No Animations, except changing expressions and sometimes sliding of the view on the current graphic.

User Interface:
The engine of Snow-Drop has been reused for this game (at least, it looks like this), so I cut this short:
- The graphics fill the whole Screen
- On top of the graphics floats a transparent window that contains the displayed text
- If decisions are to be made, then the possible choices are displayed in this window and may be chosen by clicking or using the keyboard
- Functions, regarding the current text display are available via the buttons in the title of this floating window: (- scroll backward, - scroll forward, - replay voice, - fast forward to next decision)
- Via a menu, that scrolls in from the top of the screen if the mousepointer approaches the top line of the screen, functions that interrupt the game at the current position can be at every time used: - saving the current position, - loading an earlier saved position, - changing some settings, and - ending the game.

All graphics, seen in the game, are collected in galleries that specialize on the different female characters.
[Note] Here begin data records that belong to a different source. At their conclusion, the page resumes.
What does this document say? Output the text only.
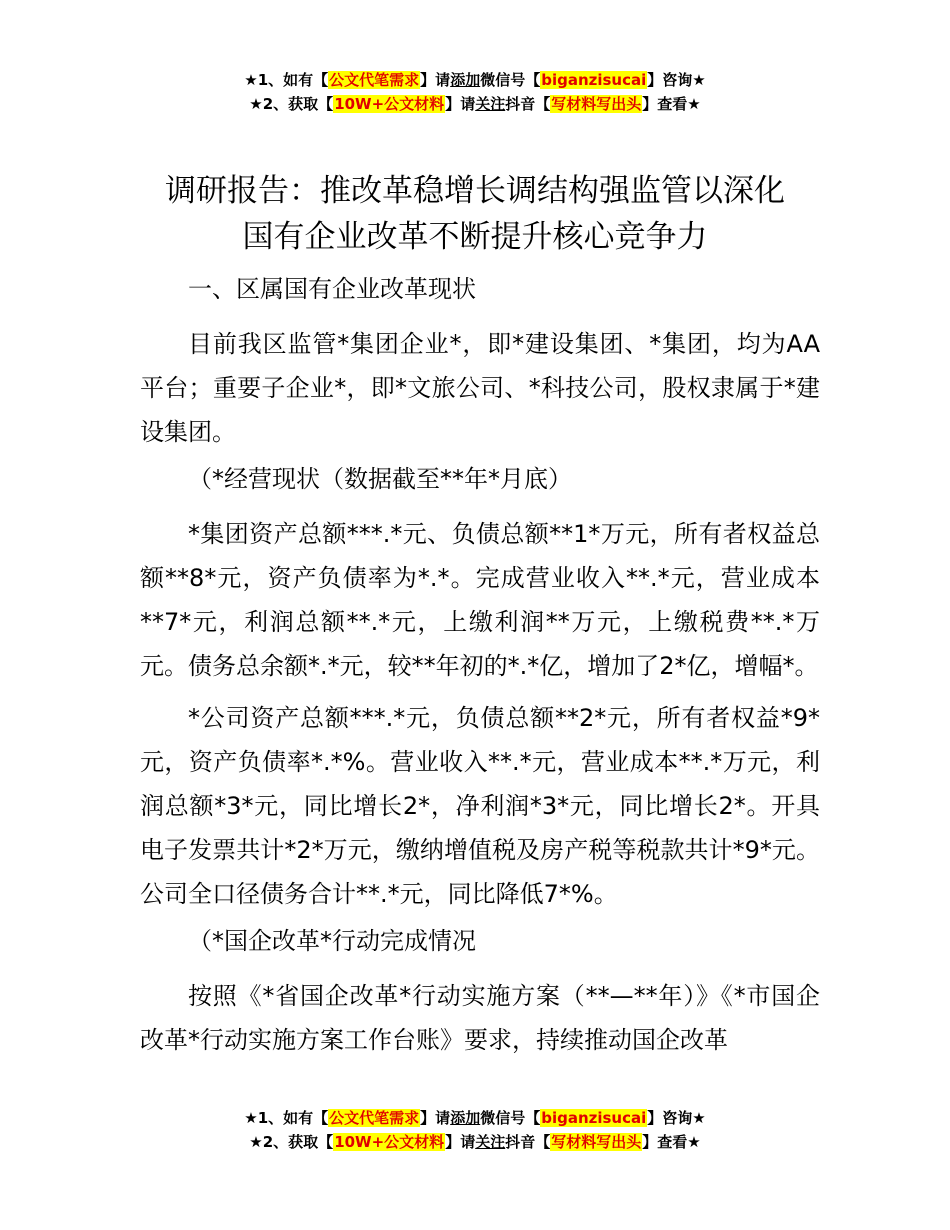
★1、如有【公文代笔需求】请添加微信号【biganzisucai】咨询★
★2、获取【10W+公文材料】请关注抖音【写材料写出头】查看★
调研报告：推改革稳增长调结构强监管以深化
国有企业改革不断提升核心竞争力
一、区属国有企业改革现状
目前我区监管*集团企业*，即*建设集团、*集团，均为AA平台；重要子企业*，即*文旅公司、*科技公司，股权隶属于*建设集团。
（*经营现状（数据截至**年*月底）
*集团资产总额***.*元、负债总额**1*万元，所有者权益总额**8*元，资产负债率为*.*。完成营业收入**.*元，营业成本**7*元，利润总额**.*元，上缴利润**万元，上缴税费**.*万元。债务总余额*.*元，较**年初的*.*亿，增加了2*亿，增幅*。
*公司资产总额***.*元，负债总额**2*元，所有者权益*9*元，资产负债率*.*%。营业收入**.*元，营业成本**.*万元，利润总额*3*元，同比增长2*，净利润*3*元，同比增长2*。开具电子发票共计*2*万元，缴纳增值税及房产税等税款共计*9*元。公司全口径债务合计**.*元，同比降低7*%。
（*国企改革*行动完成情况
按照《*省国企改革*行动实施方案（**—**年）》《*市国企改革*行动实施方案工作台账》要求，持续推动国企改革
★1、如有【公文代笔需求】请添加微信号【biganzisucai】咨询★
★2、获取【10W+公文材料】请关注抖音【写材料写出头】查看★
That's all. Particularly no possibility to listen to the different themes except playing through the game until they occur.

Special Features:
Limited version
This game was (as a kind of market research about the acceptance of still mosaiced games) released in two different Versions: One Version, limited to 300 copies, with still mosaiced explicit graphics and an unlimited "regular" Version with demosaiced H-scenes. The limited version was released a month earlier than the "regular" version at a price $10 less than the "regular" version. In addition to this, the limited version contained also 3 demos, while the regular edition contained only itself on the CD.

My personal opinion:
This game is a good compromise between "Tokimeki CheckIn!" and "Snow Drop", set in an SciFi-scenery. The story (or rather stories) are well developed, but not as well as the story and characters of "Snow Drop". There are a multitude of paths and possible good endings, but not as much possibilities and not as entertaining as "Tokimeki CheckIn!". Anyway, the manner in which the storyline was affected by the decisions surprised me quite a lot and added to it's entertainment value.

Also, aiming for all 25 different endings gave the game a nice replay value. Nothing much to say about the bad endings. They are, well, painful, but when they happen, the name of the ending almost everytimes contains a clue that points to the mistake the player has made (that's the point for making 18 bad endings and some of them looking very much the same). The good endings are at least fun, two of them (#23 and the "real" ending) are even rivals for beeng the answer to the question, which ending I liked most (I haven't made up my mind yet).

I started liking SciFi-stories with the first season of start trek TOS, I like animes as macross, bubblegum crisis and armitage III, and last but not least, it was the anime "Space Firebird" that got me hooked to manga-styled anime at the first place (and yes, this anime featured also a very cute robot-lady, so it may be regarded as my very first bishoujou-experience). So, I had to give it a try after it was released and did never even regret, that I bought both versions at once.

In fact, this situation gave me the proof, that I do not really mind, if the explicit graphics are mosaiced. If the mosaics had bothered me really that much, I simply would have saved the current position, exchanged the CD and started again with the saved position. However, that never happened. I played the whole game in the "limited version" and reached all ends, before I at last tried the "regular version" (and tried in vain to find some textual differences between both of them. These differences are either a hoax, or thus slight (maybe a correction of a wrong spelled word? never noticed some wrong spellings in the limited edition), that I have no clue about them after all.). After I was sure about this, I even started ordering some original japanese games, that always have to be mosaiced in this places (but that's another story, that may be continued in reviews on these japanese games).